What did work? What didn’t? Where did we have to invest? What about scalability? Is there any shortcut?
It is a long history, that will benefit technical developers, managers and agile enthusiasts, since it shows how attitudes make the difference, when talking about overcoming obstacles and evolving.
In the end, we will show the little answer: - Yes, we still have the first test, written in 1998, and running after every single commit!
Lessons Learned from Your Experience: - The problem of scaling automated tests is quite common in large systems. This report addresses this issue with a great success case. Moreover, it is a great story to see how automated testing are fundamental, demystifying the fallacy of complexity and legacy. Moreover, it is a good example of how automated testing is fundamental in order to demystify the fallacy of complexity and legacy.
- During the presentation, we will answer some questions, such as:
- How to deal with complex scenarios where the solution depends upon the evolution of a virtual clock?
- How to improve performance of tests that depends on data population?
- How to deal with integrated tests and external systems?
- How much of each kind of test should be implement, considering unit, functional, integrated, and UI?
- Where could you have the biggest increase of quality?

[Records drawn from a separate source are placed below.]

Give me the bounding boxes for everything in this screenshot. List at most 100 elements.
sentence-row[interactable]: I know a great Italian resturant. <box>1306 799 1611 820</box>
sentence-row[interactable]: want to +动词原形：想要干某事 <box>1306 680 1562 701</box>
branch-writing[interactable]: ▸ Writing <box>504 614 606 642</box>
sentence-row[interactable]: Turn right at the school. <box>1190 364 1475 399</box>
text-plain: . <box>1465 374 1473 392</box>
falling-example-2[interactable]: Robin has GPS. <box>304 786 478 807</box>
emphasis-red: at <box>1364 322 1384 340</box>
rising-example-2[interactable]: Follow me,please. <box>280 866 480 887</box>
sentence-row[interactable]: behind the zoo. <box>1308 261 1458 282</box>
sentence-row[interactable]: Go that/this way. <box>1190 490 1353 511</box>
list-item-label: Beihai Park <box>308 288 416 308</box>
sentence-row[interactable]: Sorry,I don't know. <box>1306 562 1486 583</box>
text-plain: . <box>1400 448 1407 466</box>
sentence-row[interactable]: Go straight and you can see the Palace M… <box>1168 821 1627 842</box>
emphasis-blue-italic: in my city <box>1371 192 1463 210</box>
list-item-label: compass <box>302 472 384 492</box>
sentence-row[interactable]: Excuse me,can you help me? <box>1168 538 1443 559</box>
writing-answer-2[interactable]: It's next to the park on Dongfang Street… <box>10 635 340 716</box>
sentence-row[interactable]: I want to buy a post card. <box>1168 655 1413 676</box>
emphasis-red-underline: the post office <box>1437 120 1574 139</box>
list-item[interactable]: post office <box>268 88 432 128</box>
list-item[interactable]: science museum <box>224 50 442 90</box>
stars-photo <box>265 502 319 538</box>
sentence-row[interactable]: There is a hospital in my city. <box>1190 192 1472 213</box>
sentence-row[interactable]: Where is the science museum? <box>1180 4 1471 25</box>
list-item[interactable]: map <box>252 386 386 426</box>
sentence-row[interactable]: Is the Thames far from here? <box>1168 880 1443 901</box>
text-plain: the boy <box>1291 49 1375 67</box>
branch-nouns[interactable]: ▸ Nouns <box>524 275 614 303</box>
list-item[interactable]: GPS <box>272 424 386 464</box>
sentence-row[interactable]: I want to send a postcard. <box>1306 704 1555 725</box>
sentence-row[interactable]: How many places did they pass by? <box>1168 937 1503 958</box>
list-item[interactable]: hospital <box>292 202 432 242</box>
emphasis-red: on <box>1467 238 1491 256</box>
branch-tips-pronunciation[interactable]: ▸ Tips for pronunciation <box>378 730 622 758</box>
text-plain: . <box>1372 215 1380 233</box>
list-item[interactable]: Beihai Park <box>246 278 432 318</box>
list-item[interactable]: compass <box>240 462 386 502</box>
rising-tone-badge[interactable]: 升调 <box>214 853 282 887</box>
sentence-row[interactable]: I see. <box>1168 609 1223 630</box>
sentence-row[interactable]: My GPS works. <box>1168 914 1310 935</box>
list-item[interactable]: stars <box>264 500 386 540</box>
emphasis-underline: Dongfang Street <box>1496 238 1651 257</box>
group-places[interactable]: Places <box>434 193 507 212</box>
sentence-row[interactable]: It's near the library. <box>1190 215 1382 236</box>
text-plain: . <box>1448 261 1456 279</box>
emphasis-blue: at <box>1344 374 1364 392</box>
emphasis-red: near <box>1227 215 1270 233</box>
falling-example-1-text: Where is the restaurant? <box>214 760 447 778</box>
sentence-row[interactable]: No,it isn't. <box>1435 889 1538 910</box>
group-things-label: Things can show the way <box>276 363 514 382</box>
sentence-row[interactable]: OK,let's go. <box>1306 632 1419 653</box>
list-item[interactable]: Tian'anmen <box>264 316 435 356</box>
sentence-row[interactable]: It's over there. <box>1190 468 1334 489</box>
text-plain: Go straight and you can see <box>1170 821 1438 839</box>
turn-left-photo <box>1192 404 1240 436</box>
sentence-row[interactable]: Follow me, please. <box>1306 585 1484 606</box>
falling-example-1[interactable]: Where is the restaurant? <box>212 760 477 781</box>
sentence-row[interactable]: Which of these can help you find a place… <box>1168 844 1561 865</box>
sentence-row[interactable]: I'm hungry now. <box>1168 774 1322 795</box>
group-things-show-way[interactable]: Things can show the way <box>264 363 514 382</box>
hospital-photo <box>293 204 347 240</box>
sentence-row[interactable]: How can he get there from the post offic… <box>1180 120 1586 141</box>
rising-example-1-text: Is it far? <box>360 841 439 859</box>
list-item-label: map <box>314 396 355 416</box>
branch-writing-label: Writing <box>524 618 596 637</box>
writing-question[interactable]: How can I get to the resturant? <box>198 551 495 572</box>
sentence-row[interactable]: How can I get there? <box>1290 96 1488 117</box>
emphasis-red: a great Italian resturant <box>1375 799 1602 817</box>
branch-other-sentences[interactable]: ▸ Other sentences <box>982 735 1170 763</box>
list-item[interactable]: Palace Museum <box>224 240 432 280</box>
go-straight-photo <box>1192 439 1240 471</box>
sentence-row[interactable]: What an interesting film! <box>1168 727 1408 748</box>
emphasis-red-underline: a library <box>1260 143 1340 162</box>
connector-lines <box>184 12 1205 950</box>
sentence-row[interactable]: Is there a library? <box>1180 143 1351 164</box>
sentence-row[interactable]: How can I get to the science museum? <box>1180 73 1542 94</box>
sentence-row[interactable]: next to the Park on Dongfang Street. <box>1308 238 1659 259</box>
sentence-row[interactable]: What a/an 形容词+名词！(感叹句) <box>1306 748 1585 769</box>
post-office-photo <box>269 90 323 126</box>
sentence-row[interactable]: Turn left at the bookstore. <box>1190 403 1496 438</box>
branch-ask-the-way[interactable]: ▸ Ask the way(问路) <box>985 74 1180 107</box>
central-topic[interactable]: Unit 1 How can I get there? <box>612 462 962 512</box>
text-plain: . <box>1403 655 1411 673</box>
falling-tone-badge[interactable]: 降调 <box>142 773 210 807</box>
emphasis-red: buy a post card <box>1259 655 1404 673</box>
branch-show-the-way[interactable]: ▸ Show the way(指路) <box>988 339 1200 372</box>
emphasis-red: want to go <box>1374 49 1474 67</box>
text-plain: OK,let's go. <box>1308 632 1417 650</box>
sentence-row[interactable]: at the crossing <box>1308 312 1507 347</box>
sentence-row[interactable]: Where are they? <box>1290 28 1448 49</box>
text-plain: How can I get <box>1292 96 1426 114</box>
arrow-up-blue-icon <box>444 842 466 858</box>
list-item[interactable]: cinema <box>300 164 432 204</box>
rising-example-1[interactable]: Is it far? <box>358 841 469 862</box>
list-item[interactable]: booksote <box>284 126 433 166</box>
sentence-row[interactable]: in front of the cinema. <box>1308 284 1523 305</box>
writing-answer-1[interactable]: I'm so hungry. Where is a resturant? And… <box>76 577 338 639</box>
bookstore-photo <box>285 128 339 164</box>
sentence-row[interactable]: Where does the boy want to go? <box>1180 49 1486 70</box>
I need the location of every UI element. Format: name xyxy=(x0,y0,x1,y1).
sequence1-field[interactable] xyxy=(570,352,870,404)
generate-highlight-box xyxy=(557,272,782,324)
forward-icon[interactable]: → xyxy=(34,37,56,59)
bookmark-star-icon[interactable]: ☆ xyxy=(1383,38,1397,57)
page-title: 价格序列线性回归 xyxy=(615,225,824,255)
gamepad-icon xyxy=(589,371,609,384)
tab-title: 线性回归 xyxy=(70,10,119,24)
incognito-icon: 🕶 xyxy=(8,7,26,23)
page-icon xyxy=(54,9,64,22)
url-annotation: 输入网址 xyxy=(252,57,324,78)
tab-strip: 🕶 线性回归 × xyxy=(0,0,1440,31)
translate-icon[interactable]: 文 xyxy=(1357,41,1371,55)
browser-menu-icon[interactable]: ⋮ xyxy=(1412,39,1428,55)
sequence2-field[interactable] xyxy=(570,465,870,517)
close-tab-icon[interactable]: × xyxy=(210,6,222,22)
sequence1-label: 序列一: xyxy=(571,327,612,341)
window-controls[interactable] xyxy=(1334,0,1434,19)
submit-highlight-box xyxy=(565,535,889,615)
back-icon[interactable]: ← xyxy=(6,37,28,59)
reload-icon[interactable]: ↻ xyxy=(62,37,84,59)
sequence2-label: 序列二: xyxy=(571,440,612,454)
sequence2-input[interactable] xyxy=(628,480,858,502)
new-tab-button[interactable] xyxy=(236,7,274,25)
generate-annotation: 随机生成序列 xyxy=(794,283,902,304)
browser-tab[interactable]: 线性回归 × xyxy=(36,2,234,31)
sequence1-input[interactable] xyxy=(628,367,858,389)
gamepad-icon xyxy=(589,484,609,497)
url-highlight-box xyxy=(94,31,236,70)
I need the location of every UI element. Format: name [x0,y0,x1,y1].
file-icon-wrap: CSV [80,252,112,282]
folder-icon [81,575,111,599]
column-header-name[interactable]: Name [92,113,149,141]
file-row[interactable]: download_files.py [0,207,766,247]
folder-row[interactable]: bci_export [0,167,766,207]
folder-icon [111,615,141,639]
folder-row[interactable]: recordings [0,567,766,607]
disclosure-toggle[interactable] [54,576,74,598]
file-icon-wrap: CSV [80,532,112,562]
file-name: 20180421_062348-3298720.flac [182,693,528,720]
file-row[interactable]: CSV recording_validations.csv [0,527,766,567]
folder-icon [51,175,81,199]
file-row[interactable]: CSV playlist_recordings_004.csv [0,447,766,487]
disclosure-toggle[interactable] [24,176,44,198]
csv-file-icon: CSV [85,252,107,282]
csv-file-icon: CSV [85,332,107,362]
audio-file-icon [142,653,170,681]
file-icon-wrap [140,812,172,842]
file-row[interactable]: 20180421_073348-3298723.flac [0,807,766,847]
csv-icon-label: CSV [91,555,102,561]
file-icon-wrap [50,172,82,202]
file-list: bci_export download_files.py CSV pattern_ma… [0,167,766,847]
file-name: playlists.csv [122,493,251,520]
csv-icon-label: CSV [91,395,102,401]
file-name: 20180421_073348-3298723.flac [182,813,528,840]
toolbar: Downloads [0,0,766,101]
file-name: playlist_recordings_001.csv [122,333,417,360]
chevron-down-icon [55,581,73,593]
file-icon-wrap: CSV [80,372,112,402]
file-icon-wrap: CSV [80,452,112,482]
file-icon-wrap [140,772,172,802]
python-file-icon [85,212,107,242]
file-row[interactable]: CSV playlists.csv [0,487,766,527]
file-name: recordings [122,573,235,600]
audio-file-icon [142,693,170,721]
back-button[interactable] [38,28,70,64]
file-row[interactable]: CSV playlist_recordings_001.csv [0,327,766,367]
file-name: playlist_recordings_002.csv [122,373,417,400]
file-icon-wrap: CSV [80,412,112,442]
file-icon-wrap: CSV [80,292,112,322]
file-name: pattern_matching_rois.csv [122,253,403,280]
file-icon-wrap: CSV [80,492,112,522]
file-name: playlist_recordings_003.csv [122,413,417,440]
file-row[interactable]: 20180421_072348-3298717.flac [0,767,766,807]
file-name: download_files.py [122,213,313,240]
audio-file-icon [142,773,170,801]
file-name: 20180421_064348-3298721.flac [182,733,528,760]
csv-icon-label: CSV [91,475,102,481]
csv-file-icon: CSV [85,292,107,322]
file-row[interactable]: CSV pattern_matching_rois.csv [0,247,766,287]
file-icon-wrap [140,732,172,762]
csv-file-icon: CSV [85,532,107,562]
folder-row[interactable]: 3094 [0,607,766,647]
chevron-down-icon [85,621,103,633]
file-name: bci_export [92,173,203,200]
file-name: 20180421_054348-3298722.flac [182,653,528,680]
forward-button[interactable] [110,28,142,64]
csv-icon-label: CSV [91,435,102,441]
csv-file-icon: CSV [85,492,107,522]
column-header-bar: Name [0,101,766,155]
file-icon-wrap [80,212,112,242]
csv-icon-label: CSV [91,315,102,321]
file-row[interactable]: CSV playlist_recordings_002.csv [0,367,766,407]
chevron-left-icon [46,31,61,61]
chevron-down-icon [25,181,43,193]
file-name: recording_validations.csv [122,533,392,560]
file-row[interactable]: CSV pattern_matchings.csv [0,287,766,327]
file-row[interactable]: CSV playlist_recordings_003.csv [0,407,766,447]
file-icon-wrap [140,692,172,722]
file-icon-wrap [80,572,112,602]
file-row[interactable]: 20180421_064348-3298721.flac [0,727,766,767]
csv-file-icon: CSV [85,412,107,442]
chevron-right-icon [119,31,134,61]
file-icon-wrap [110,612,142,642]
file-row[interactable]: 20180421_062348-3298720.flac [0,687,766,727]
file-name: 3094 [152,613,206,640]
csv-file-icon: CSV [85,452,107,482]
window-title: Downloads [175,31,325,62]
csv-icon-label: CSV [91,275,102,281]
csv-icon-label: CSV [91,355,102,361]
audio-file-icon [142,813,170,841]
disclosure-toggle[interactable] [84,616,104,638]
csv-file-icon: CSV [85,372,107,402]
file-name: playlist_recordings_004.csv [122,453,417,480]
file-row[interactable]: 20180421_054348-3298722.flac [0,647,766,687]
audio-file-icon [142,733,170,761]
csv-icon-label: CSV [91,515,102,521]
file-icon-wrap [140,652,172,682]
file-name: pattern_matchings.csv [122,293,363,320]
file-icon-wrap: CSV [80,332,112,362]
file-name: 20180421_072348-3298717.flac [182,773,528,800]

- How to obtain a better execution efficiency, considering processing, memory, threads, and order.
- What about when running on a single machine is not an option?
- How to scale more and more?
- What happens if you decide to change the development language along the way?
- How to deal with intermittent test results?
- How to handle testing concurrency?
- How to automate tests with production data, combining performance and production settings?